Like carbon, silicon has four valence electrons, and the two elements share some similarities. Wikimedia Commons

Silicene could be the material of the future. Or at least the material of the near future, until graphene-based semiconductors become more efficient.

A team of European researchers claims to be the first to synthesize silicene, a new allotrope of element No. 14 that forms two-dimensional single-atom sheets rather than three-dimensional crystals.

This could be good news for the semiconductor industry.

While graphene is the most conductive material in existence, its lack of a band gap can actually be a hindrance when you’re trying to build an effective transistor. IBM has shown it’s possible to build graphene transistors, but it may be a while before this type of research percolates from the lab to the factory. Silicene’s one-atom-thick structure could be even more effective in building faster transistors and computers, partly because of how its electrons are arranged.

A silicene sheet has a buckled honeycomb structure, seen below, in which a few atoms are arranged above and below the main sheet. Electrons in these locations have distinct energies, and when a voltage is applied, they can jump across the gap, allowing silicene to serve as an on-off transistor. Silicene sheets would thereby bring silicon’s superb on-off abilities to the smallest scales possible, while remaining compatible with existing fabrication processes and existing electronics. That’s something graphene can’t do, at least not yet.
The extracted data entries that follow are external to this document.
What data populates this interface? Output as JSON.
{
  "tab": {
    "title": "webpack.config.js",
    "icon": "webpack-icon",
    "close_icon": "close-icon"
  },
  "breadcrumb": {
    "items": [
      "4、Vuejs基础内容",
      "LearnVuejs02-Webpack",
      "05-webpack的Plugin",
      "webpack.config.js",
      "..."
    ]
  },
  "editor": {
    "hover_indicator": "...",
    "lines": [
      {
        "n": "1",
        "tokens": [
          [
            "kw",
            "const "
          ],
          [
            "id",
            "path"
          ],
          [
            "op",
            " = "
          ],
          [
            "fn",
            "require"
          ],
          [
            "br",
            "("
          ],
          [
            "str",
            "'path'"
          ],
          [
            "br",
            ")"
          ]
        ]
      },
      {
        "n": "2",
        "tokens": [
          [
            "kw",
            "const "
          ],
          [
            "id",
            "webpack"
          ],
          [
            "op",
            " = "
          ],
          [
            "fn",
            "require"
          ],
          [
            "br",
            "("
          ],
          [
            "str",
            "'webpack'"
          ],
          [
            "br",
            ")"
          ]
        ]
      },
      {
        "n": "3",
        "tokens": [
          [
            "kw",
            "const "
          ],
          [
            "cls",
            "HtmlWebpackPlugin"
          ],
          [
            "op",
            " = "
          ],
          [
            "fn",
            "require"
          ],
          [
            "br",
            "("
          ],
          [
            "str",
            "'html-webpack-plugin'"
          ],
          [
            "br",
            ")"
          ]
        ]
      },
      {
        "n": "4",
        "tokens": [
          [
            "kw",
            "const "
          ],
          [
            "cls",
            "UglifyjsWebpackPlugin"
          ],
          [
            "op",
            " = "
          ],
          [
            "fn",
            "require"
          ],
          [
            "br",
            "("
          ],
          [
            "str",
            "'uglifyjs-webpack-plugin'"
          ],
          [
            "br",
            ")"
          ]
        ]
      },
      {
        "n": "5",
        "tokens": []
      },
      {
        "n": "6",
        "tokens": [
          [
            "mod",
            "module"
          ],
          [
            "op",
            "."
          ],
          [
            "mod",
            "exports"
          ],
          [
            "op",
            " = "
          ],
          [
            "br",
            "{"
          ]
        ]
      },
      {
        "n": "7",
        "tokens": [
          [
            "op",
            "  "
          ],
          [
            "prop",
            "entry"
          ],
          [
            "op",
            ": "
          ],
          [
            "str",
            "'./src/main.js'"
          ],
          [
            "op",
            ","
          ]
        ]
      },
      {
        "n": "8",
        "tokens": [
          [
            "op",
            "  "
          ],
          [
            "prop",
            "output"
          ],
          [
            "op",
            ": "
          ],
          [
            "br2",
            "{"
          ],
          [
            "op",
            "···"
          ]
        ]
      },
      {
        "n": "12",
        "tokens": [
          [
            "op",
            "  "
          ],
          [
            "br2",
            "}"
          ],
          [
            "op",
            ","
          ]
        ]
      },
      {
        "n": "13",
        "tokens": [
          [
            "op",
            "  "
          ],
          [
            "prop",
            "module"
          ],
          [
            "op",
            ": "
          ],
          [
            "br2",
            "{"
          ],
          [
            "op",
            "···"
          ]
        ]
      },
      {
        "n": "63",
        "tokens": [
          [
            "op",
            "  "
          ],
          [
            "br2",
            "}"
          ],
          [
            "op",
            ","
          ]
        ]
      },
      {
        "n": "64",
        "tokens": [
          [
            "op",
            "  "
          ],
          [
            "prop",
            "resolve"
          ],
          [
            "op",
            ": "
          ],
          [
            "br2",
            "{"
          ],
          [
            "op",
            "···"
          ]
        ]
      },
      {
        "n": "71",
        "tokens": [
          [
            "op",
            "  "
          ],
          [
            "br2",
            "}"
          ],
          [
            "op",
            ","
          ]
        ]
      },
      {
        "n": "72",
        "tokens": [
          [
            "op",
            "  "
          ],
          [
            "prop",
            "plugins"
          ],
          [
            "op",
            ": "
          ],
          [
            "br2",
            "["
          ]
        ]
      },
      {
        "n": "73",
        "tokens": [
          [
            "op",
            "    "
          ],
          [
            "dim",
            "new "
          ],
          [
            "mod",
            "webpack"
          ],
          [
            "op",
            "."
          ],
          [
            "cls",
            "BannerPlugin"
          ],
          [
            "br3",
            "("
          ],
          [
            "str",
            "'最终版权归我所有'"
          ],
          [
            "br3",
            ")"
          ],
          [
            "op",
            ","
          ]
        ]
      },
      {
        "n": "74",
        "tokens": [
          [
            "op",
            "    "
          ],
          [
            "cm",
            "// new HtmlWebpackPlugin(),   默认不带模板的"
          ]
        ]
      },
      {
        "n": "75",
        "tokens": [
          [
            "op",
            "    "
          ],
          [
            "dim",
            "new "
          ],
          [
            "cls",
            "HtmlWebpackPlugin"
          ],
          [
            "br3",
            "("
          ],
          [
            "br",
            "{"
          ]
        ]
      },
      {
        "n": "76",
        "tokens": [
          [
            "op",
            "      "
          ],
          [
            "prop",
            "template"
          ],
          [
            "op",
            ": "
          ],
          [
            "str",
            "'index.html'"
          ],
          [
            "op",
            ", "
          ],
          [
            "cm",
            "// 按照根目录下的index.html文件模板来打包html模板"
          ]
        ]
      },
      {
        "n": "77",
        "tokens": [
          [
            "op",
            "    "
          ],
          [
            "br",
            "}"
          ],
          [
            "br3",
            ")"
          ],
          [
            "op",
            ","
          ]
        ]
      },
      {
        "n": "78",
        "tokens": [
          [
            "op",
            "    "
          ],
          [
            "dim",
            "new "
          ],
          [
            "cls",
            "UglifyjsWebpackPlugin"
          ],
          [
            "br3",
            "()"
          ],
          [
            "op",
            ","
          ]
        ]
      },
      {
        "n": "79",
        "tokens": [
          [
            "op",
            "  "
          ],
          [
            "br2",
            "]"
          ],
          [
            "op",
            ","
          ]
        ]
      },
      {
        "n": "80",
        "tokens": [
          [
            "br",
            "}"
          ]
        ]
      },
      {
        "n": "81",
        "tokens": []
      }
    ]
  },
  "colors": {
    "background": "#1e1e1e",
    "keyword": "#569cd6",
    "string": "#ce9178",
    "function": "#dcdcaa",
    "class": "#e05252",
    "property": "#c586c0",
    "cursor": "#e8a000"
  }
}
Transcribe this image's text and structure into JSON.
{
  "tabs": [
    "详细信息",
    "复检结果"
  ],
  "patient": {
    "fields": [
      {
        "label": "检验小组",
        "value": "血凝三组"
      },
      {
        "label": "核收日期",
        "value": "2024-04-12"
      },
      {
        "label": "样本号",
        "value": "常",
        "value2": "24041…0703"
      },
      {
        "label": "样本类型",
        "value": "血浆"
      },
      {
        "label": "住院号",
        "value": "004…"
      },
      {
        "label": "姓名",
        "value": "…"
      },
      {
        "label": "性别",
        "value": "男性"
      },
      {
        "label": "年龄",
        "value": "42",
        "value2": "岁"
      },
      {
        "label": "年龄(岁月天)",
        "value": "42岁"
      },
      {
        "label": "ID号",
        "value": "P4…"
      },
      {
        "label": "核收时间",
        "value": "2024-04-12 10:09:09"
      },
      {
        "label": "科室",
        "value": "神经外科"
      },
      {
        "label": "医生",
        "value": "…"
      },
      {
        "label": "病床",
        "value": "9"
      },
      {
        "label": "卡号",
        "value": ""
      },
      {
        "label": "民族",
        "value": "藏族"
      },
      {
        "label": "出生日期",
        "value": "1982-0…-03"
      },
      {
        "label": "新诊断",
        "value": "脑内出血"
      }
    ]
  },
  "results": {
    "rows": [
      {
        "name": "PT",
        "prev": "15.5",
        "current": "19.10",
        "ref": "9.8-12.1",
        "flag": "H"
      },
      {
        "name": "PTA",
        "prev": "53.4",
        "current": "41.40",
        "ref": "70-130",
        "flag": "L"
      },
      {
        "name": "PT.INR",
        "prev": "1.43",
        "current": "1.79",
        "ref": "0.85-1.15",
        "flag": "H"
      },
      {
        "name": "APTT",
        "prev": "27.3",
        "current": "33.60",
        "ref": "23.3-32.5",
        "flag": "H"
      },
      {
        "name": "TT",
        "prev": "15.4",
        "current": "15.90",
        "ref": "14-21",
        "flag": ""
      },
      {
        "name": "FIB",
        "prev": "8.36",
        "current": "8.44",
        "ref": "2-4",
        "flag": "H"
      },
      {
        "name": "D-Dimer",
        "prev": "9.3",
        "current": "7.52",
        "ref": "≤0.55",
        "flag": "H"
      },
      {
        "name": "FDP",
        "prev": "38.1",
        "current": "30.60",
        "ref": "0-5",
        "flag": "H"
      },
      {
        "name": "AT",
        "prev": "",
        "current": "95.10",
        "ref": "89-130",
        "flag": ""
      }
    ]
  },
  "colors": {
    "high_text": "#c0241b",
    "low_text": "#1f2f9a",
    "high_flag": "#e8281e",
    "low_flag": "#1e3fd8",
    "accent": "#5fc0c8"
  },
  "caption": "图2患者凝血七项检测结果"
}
A new paper describes how a team led by Guy Le Lay at Aix-Marseille University in France created silicene sheets on a silver substrate. Just as predicted, the material had a buckled honeycomb structure, which the researchers verified using scanning tunneling microscopy and angular-resolved photoemission spectroscopy.

At least four research groups have claimed to grow silicene on silver substrates before this, but the team led by Le Ley claim to be the first to have clear, microscopic proof. The next step is to grow silicene on insulators to further examine its properties.

The paper by Le Ley et al. appears in Physical Review Letters.